Die Freundlichkeit des Mannes, der uns in Denkendorf ins Bengel-Zimmer einläßt, die Verbindlichkeit des Tankwarts beim Auftanken unseres roten, blechernen Pegasus, die Reserviertheit der Bedienung, die nur zögernd unsere Bestellung aufnimmt, dabei sich immerzu nach den anderen Gästen umdrehend, die Verschmitztheit der Kioskbesitzerin, die auf einen halb geheimen Zugang zum Epitaph des Götz von Berlichingen hinweist, die routinierte Sorglosigkeit des Fährschiffkapitäns, der uns sicher nach Meersburg übersetzt, die Beflissenheit der städtischen Angestellten, die sofort zwei Exemplare des Prospekts "Die Schwäbische Dichterstraße" aushändigt, die Unwissenheit mehrerer Einheimischer, die sich nicht erinnern, je etwas von Wielands Gartenhaus gehört zu haben, die Aufdringlichkeit der Wespen auf der Terasse des Hofkonditors Bauer in Langenburg, die Besorgtheit der Wirtsleute, das Mißtrauen der Museumswärter, die Rücksichtslosigkeit der Autofahrer, der Unmut so manches Zeitgenossen. 
 
Wir bemerken Hermann Hesse, wie er in Gaienhofen über die Straße geht im nachlassenden Regen, um im Laden gegenüber eine Tüte Milch zu holen, er scheint etwas bedrückt und schaut doch zum Himmel, der bald noch mehr Regen bringen wird.
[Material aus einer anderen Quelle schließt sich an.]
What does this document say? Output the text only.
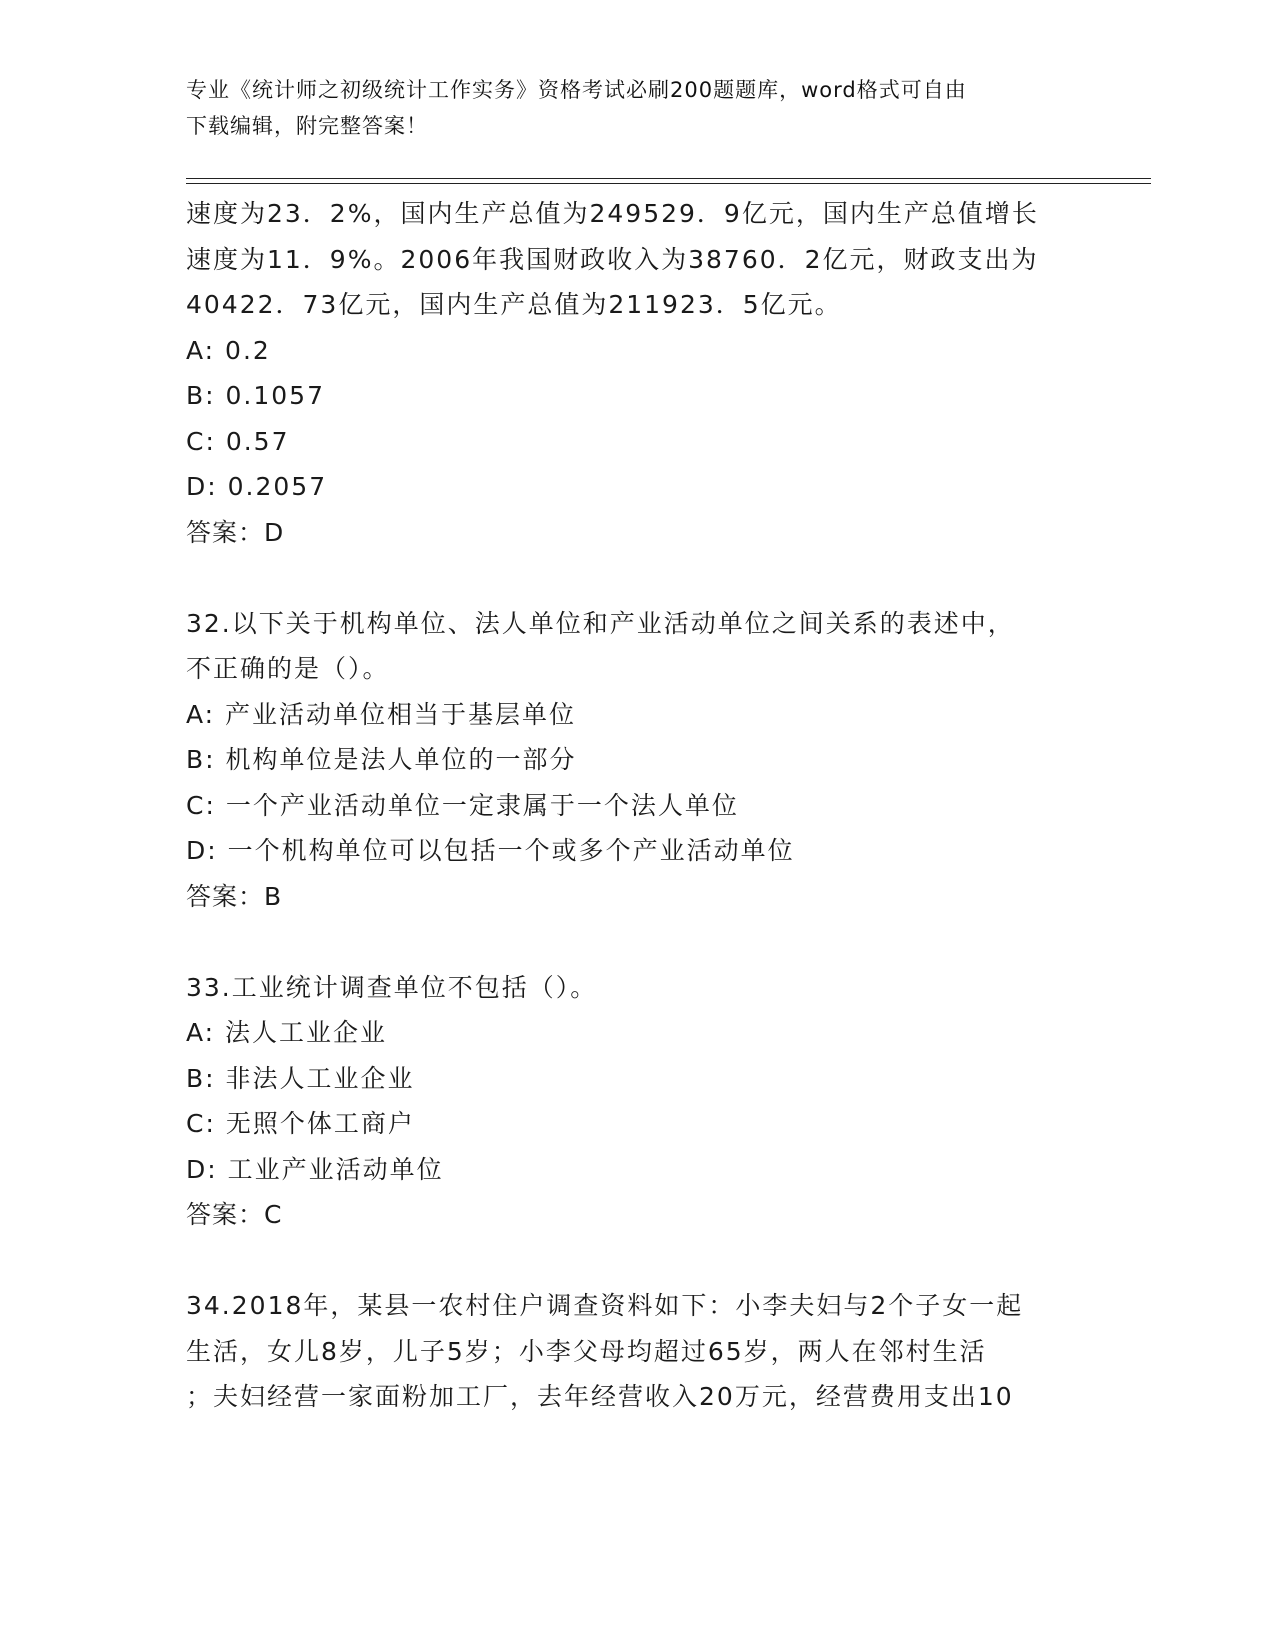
专业《统计师之初级统计工作实务》资格考试必刷200题题库，word格式可自由
下载编辑，附完整答案！
速度为23．2%，国内生产总值为249529．9亿元，国内生产总值增长
速度为11．9%。2006年我国财政收入为38760．2亿元，财政支出为
40422．73亿元，国内生产总值为211923．5亿元。
A: 0.2
B: 0.1057
C: 0.57
D: 0.2057
答案：D
32.以下关于机构单位、法人单位和产业活动单位之间关系的表述中，
不正确的是（）。
A: 产业活动单位相当于基层单位
B: 机构单位是法人单位的一部分
C: 一个产业活动单位一定隶属于一个法人单位
D: 一个机构单位可以包括一个或多个产业活动单位
答案：B
33.工业统计调查单位不包括（）。
A: 法人工业企业
B: 非法人工业企业
C: 无照个体工商户
D: 工业产业活动单位
答案：C
34.2018年，某县一农村住户调查资料如下：小李夫妇与2个子女一起
生活，女儿8岁，儿子5岁；小李父母均超过65岁，两人在邻村生活
；夫妇经营一家面粉加工厂，去年经营收入20万元，经营费用支出10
Wir grüßen, und versuchen ihn ins Gespräch zu ziehen, wollen ihn ausfragen über sein neues Leben als Schriftsteller, über den Peter Camenzind, aber er gibt keine Antwort heute und morgen schon gar nicht, also weiter. 
 
Die Droste hingegen ist schon schwieriger zu finden. Ihre Wohnung in der Burg scheint verlassen, ein Museum schon, die Dielen krachen unter den Füßen der Besucher, hübsch ist der Blick durchs Fenster auf den See. Auch im Fürstenhäuschen ist sie nicht, es gibt nur einer Beschließerfamilie, die ängstlich darüber wacht, daß jeder Wallfahrer sich nur in Filzpantoffeln nähert. Mein Pech, so Werners auch, daß ich mich Dichtern und Dichtung nicht in Filzpantoffeln nähern will. Also rasch hinaus und durch die Weinberge zurück in die Stadt, wo ein Menschengeschiebe ängstlich den Häusern und dem Regen auszuweichen versucht, um in höchster Verzweiflung in die Cafés einzufallen und bei schlechter Musik den miserablen Kaffee zu trinken. Wo aber ist die Droste? Sie wird in einem schlecht zugänglichen, ungewöhnlich stillen Kaffeehaus sitzen, die wird mit einer zierlichen Bewegung das Teetäßchen anheben und ab und zu ein Wort ins Notizbuch schreiben. Stören wir sie nicht. 
 
Und wieder ein Blick hinaus: Durchs Fenster von
Schillers Geburtshaus in Marbach auf den Platz mit dem Wilden-Mann-Brunnen und hinüber zur schönen Reihe der Fachwerkhäuser, während eine Gruppe älterer Damen diskutiert, ob der Autobus wohl nicht wegfährt oder gar schon weggefahren ist. Immer noch besser, denke ich, als die falschen Einzelheiten über Schillers Familie, seinen Vater, der dies und das war, seine Mutter, die von da und dort kam, seine Geschwister, die er hatte oder nicht, ach guck mal, seine Weste, reine Seide natürlich, und eine Locke ist auch von ihm da, der war ja blond. Und ein Dichter war er auch noch, aus Stuttgart mußte er fliehen, dieses Stück, das er geschrieben hatte, die Räuber, deshalb war der Landesherr zornig und wollte Schiller verhaften lassen, da floh er (ließ sich nicht fangen wie Schubart) und kam erst als Denkmal zurück, in verschiedenen Ausführungen, Gips und Metall, bei Schillerfeiern enthüllt. Ein Dichter, heute kaum noch gelesen, und selten aufgeführt, gegenwärtig nur noch auf Schillerplätzen, als Schillerwein, Schillerlocke und Schillerkragen. 
 
Wibele und Agnesen finden sich im Angebot des Hofkonditors Bauer. Literatur als Backkunst also, Metaphern, die auf der Zunge vergehen, Verse für den Magen, vielleicht etwas Schonkost vom Lokalpoeten gefällig?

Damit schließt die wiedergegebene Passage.